Most of it was crowd work-based, where he went around the front rows asking for stories on areas of his life he’d been entering, from proposals to child names, finding ways to make the same lighthearted jokes I hated reading but loved seeing in person. His quirky intonations and high energy definitely resonated on stage; I even got roasted by saying I turn my phone off before I go to sleep (“good job, because we wanna make sure you can’t use your phone when you’re asleep, nice” he replied.)
Side note — he got a flip phone recently and talked about it a lot during his set. I’m seriously considering doing the same now.
Above all, though, it was his storytelling that stuck out to me. Aziz’s ability to engage and connect with the audience had me captivated in what must’ve been 30 minutes that felt like 10. I’ve never clapped so hard for a performance in my life. For those curious, Chris Rock was solid too, but he was just trying out jokes he had written on paper, which were funny, but not as powerful of an experience overall.
Anyway, what Aziz’s performance last weekend showed me was for the first time what stand-up does — serves as a powerful facilitator of shared companionship & intimacy at scale. We all know how humor is used as a tool to disarm people, and standup is basically a test of a comic’s ability to get a bunch of strangers to become comfortable enough (through his/her example) with each other to emotionally open up. Basically, they trick people into being vulnerable through humor while also holding their complete, undivided attention. If that’s not hard enough, standup is also the only performance art form where you get visible & audible feedback on how you’re doing in real-time.
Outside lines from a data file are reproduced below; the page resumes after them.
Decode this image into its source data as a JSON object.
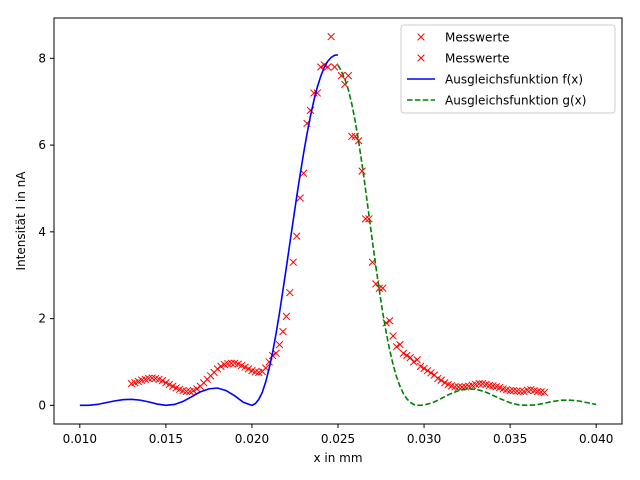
{
  "chart_data": {
    "type": "line",
    "title": "",
    "xlabel": "x in mm",
    "ylabel": "Intensität I in nA",
    "xlim": [
      0.0085,
      0.0415
    ],
    "ylim": [
      -0.43,
      8.93
    ],
    "xticks": [
      0.01,
      0.015,
      0.02,
      0.025,
      0.03,
      0.035,
      0.04
    ],
    "yticks": [
      0,
      2,
      4,
      6,
      8
    ],
    "grid": false,
    "legend_position": "top-right",
    "colors": {
      "measured": "#ff0000",
      "fit_f": "#0000ff",
      "fit_g": "#008000"
    },
    "legend": [
      {
        "label": "Messwerte",
        "style": "marker-x",
        "color": "#ff0000"
      },
      {
        "label": "Messwerte",
        "style": "marker-x",
        "color": "#ff0000"
      },
      {
        "label": "Ausgleichsfunktion f(x)",
        "style": "solid",
        "color": "#0000ff"
      },
      {
        "label": "Ausgleichsfunktion g(x)",
        "style": "dashed",
        "color": "#008000"
      }
    ],
    "series": [
      {
        "name": "Messwerte",
        "kind": "scatter",
        "color": "#ff0000",
        "x": [
          0.013,
          0.0132,
          0.0134,
          0.0136,
          0.0138,
          0.014,
          0.0142,
          0.0144,
          0.0146,
          0.0148,
          0.015,
          0.0152,
          0.0154,
          0.0156,
          0.0158,
          0.016,
          0.0162,
          0.0164,
          0.0166,
          0.0168,
          0.017,
          0.0172,
          0.0174,
          0.0176,
          0.0178,
          0.018,
          0.0182,
          0.0184,
          0.0186,
          0.0188,
          0.019,
          0.0192,
          0.0194,
          0.0196,
          0.0198,
          0.02,
          0.0202,
          0.0204,
          0.0206,
          0.0208,
          0.021,
          0.0212,
          0.0214,
          0.0216,
          0.0218,
          0.022,
          0.0222,
          0.0224,
          0.0226,
          0.0228,
          0.023,
          0.0232,
          0.0234,
          0.0236,
          0.0238,
          0.024,
          0.0242,
          0.0244,
          0.0246,
          0.0248
        ],
        "y": [
          0.5,
          0.52,
          0.55,
          0.58,
          0.6,
          0.62,
          0.63,
          0.62,
          0.6,
          0.57,
          0.52,
          0.48,
          0.44,
          0.4,
          0.37,
          0.34,
          0.32,
          0.32,
          0.34,
          0.38,
          0.44,
          0.52,
          0.6,
          0.68,
          0.76,
          0.84,
          0.9,
          0.94,
          0.96,
          0.97,
          0.97,
          0.95,
          0.92,
          0.88,
          0.84,
          0.8,
          0.77,
          0.76,
          0.78,
          0.86,
          1.0,
          1.15,
          1.2,
          1.4,
          1.7,
          2.05,
          2.6,
          3.3,
          3.9,
          4.78,
          5.35,
          6.5,
          6.8,
          7.2,
          7.2,
          7.8,
          7.85,
          7.8,
          8.5,
          7.8
        ]
      },
      {
        "name": "Messwerte",
        "kind": "scatter",
        "color": "#ff0000",
        "x": [
          0.0252,
          0.0254,
          0.0256,
          0.0258,
          0.026,
          0.0262,
          0.0264,
          0.0266,
          0.0268,
          0.027,
          0.0272,
          0.0274,
          0.0276,
          0.0278,
          0.028,
          0.0282,
          0.0284,
          0.0286,
          0.0288,
          0.029,
          0.0292,
          0.0294,
          0.0296,
          0.0298,
          0.03,
          0.0302,
          0.0304,
          0.0306,
          0.0308,
          0.031,
          0.0312,
          0.0314,
          0.0316,
          0.0318,
          0.032,
          0.0322,
          0.0324,
          0.0326,
          0.0328,
          0.033,
          0.0332,
          0.0334,
          0.0336,
          0.0338,
          0.034,
          0.0342,
          0.0344,
          0.0346,
          0.0348,
          0.035,
          0.0352,
          0.0354,
          0.0356,
          0.0358,
          0.036,
          0.0362,
          0.0364,
          0.0366,
          0.0368,
          0.037
        ],
        "y": [
          7.6,
          7.4,
          7.6,
          6.2,
          6.2,
          6.1,
          5.4,
          4.3,
          4.3,
          3.3,
          2.8,
          2.7,
          2.7,
          1.9,
          1.95,
          1.6,
          1.35,
          1.4,
          1.2,
          1.15,
          1.1,
          1.0,
          1.05,
          0.9,
          0.85,
          0.8,
          0.75,
          0.7,
          0.62,
          0.58,
          0.52,
          0.48,
          0.45,
          0.43,
          0.42,
          0.42,
          0.43,
          0.44,
          0.46,
          0.48,
          0.5,
          0.5,
          0.48,
          0.46,
          0.45,
          0.43,
          0.41,
          0.38,
          0.36,
          0.34,
          0.34,
          0.33,
          0.32,
          0.32,
          0.35,
          0.36,
          0.34,
          0.32,
          0.31,
          0.3
        ]
      },
      {
        "name": "Ausgleichsfunktion f(x)",
        "kind": "line",
        "style": "solid",
        "color": "#0000ff",
        "x": [
          0.01,
          0.0105,
          0.011,
          0.0115,
          0.012,
          0.0125,
          0.013,
          0.0135,
          0.014,
          0.0145,
          0.015,
          0.0155,
          0.016,
          0.0165,
          0.017,
          0.0175,
          0.018,
          0.0185,
          0.019,
          0.0195,
          0.02,
          0.0202,
          0.0204,
          0.0206,
          0.0208,
          0.021,
          0.0212,
          0.0214,
          0.0216,
          0.0218,
          0.022,
          0.0222,
          0.0224,
          0.0226,
          0.0228,
          0.023,
          0.0232,
          0.0234,
          0.0236,
          0.0238,
          0.024,
          0.0242,
          0.0244,
          0.0246,
          0.0248,
          0.025
        ],
        "y": [
          0.0,
          0.0,
          0.02,
          0.06,
          0.1,
          0.13,
          0.14,
          0.12,
          0.08,
          0.03,
          0.0,
          0.02,
          0.09,
          0.2,
          0.31,
          0.38,
          0.4,
          0.34,
          0.22,
          0.07,
          0.0,
          0.04,
          0.14,
          0.3,
          0.54,
          0.85,
          1.22,
          1.65,
          2.13,
          2.65,
          3.18,
          3.73,
          4.27,
          4.81,
          5.32,
          5.81,
          6.26,
          6.67,
          7.03,
          7.34,
          7.59,
          7.79,
          7.93,
          8.02,
          8.07,
          8.08
        ]
      },
      {
        "name": "Ausgleichsfunktion g(x)",
        "kind": "line",
        "style": "dashed",
        "color": "#008000",
        "x": [
          0.025,
          0.0252,
          0.0254,
          0.0256,
          0.0258,
          0.026,
          0.0262,
          0.0264,
          0.0266,
          0.0268,
          0.027,
          0.0272,
          0.0274,
          0.0276,
          0.0278,
          0.028,
          0.0282,
          0.0284,
          0.0286,
          0.0288,
          0.029,
          0.0292,
          0.0294,
          0.0296,
          0.0298,
          0.03,
          0.0305,
          0.031,
          0.0315,
          0.032,
          0.0325,
          0.033,
          0.0335,
          0.034,
          0.0345,
          0.035,
          0.0355,
          0.036,
          0.0365,
          0.037,
          0.0375,
          0.038,
          0.0385,
          0.039,
          0.0395,
          0.04
        ],
        "y": [
          7.85,
          7.7,
          7.52,
          7.28,
          6.95,
          6.55,
          6.08,
          5.55,
          4.98,
          4.38,
          3.78,
          3.2,
          2.65,
          2.14,
          1.68,
          1.28,
          0.94,
          0.66,
          0.44,
          0.27,
          0.15,
          0.07,
          0.02,
          0.0,
          0.0,
          0.01,
          0.06,
          0.16,
          0.26,
          0.34,
          0.38,
          0.37,
          0.32,
          0.23,
          0.14,
          0.06,
          0.01,
          0.0,
          0.01,
          0.05,
          0.09,
          0.12,
          0.12,
          0.1,
          0.06,
          0.02
        ]
      }
    ]
  }
}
I noticed just how much comics would react to the response of a certain joke, their faces tensing up or lightening based on the amount of laughter they heard (often compared to what they’ve grown to expect from previous sets), then continue to push through to the next one. Comics live in uncertainty on a perpetual basis every time they open their mouth, with no artifice or ruse to hide behind. Talk about a tough gig.
Laughter has always helped me through my darkest times — my early memories of side-splitting laughter from Kevin Hart specials I watched during late high school nights of homework and more homework are very close to my heart. It was in those dark rooms I learned the importance of laughter as an antidote to many of life’s ills. As I grew older and began to realize just how intense of a person I was, I began to appreciate standup as a way to lighten my outlook on the world and for my own sake, take myself less seriously.
Now that I’ve gotten a taste of the real thing, I’m hooked. Since last weekend, I’ve obsessively planned who I want to see live and booked as many reservations at the Cellar as I can. I’ve even started looking at a lot of my daily experiences through the lens of stand-up and writing material off of it. I’ve found tons of parallels to the longer form stuff I do here — both are forms of storytelling, albeit for different purposes. One of my life goals is to perform a set at an open mic somewhere in New York (while I’m still here) and I certainly intend on completing it.
Now that I’ve seen stand-up for what it represents, I have so much respect for those who provide it as a service to bring laughter into the world. Lord knows we all need more of it.